Innovation Japan
AI TO ADVANCE REGENERATIVE MEDICINE
Providing custom-made treatment for each patient
Regenerative medicine using induced pluripotent stem (iPS) cells has been attracting attention worldwide as a way to treat illnesses once thought difficult to treat. However, there are only limited numbers of researchers with the world-leading knowledge and skill needed to produce iPS-derived cells with a high enough quality to be used in the human body. Efforts are now being launched to use artificial intelligence (AI) to accumulate experiences of researchers who handle iPS cells and standardize them. This approach has the potential to ensure quality of mass-produced transplantable cells and to facilitate their distribution to more people, leading to the delivery of custom-made regenerative treatment for each patient in need at much lower cost.

Physicians with advanced skills treat serious and intractable diseases.
Dr. Takahashi, one of the world’s leading ophthalmologists, has the skills needed to improve visual impairments that have been held by conventional wisdom to be beyond recovery.
However, the number of physicians with these special techniques and advanced skills is very limited, as is the number of patients who are fortunate enough to receive treatment at their hands.
Let’s take a look at the kind of treatment her team is working on.

Why has this treatment not been more widely adopted?
Masayo Takahashi, M.D., Ph.D.
Project Leader
Laboratory for Retinal Regeneration, RIKEN Center for Developmental Biology
It’s extremely difficult to grow high-quality cells to use for transplantation. Even on my team, we only have a few people capable of making these cells.
Cells are alive, and their state changes from one moment to the next. Moreover, the cells that we prepare must be specific for each patient’s disease.
Is there any way for researchers other than these "experienced researchers" to learn how to make these difficult-to-prepare cellular sheets?
Dr. Takahashi believes that the key lies in advanced technologies such as AI and robots.

Masayo Takahashi, M.D., Ph.D.
Project Leader
Laboratory for Retinal Regeneration, RIKEN Center for Developmental Biology
Robots with AI will be able to master the skills of these "experienced researchers" through a process known as deep learning, enabling them to prepare high-quality cells just like the researchers can.
What’s more, the lessons learned by one robot can be copied to other robots.
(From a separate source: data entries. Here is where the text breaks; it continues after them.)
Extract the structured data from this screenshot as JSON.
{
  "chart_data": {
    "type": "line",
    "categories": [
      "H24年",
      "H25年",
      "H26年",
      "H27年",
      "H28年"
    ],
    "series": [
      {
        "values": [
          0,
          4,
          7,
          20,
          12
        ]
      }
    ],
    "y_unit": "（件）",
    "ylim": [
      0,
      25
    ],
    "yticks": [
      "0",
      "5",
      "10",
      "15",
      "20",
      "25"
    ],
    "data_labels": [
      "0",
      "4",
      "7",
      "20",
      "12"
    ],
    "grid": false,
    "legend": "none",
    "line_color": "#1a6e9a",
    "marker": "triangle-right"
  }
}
We should be able to broaden adoption of this treatment by extending my team’s skills and techniques using technologies such as AI and robots.
We emphasize a patient-centric approach and treatment.
I aim to continue to offer high-quality treatment using transplantable cells that are custom-made, not only mass-produced.
An era in which Japan’s state-of-the-art regenerative medicine is embraced worldwide is fast approaching.
This video was created in collaboration with RIKEN.
Masayo Takahashi, M.D., Ph.D.
Project Leader
Laboratory for Retinal Regeneration, RIKEN Center for Developmental Biology
We try to improve patients’ vision by creating special cellular sheets and transplanting them in their diseased retinas.
We prepared these sheets by growing healthy cells from iPS cells that were produced from the patients’ own cells.
The surgical procedure involves removal of the problematic cells and then transplanting the sheet of healthy cells in their place. Our goal is improved vision.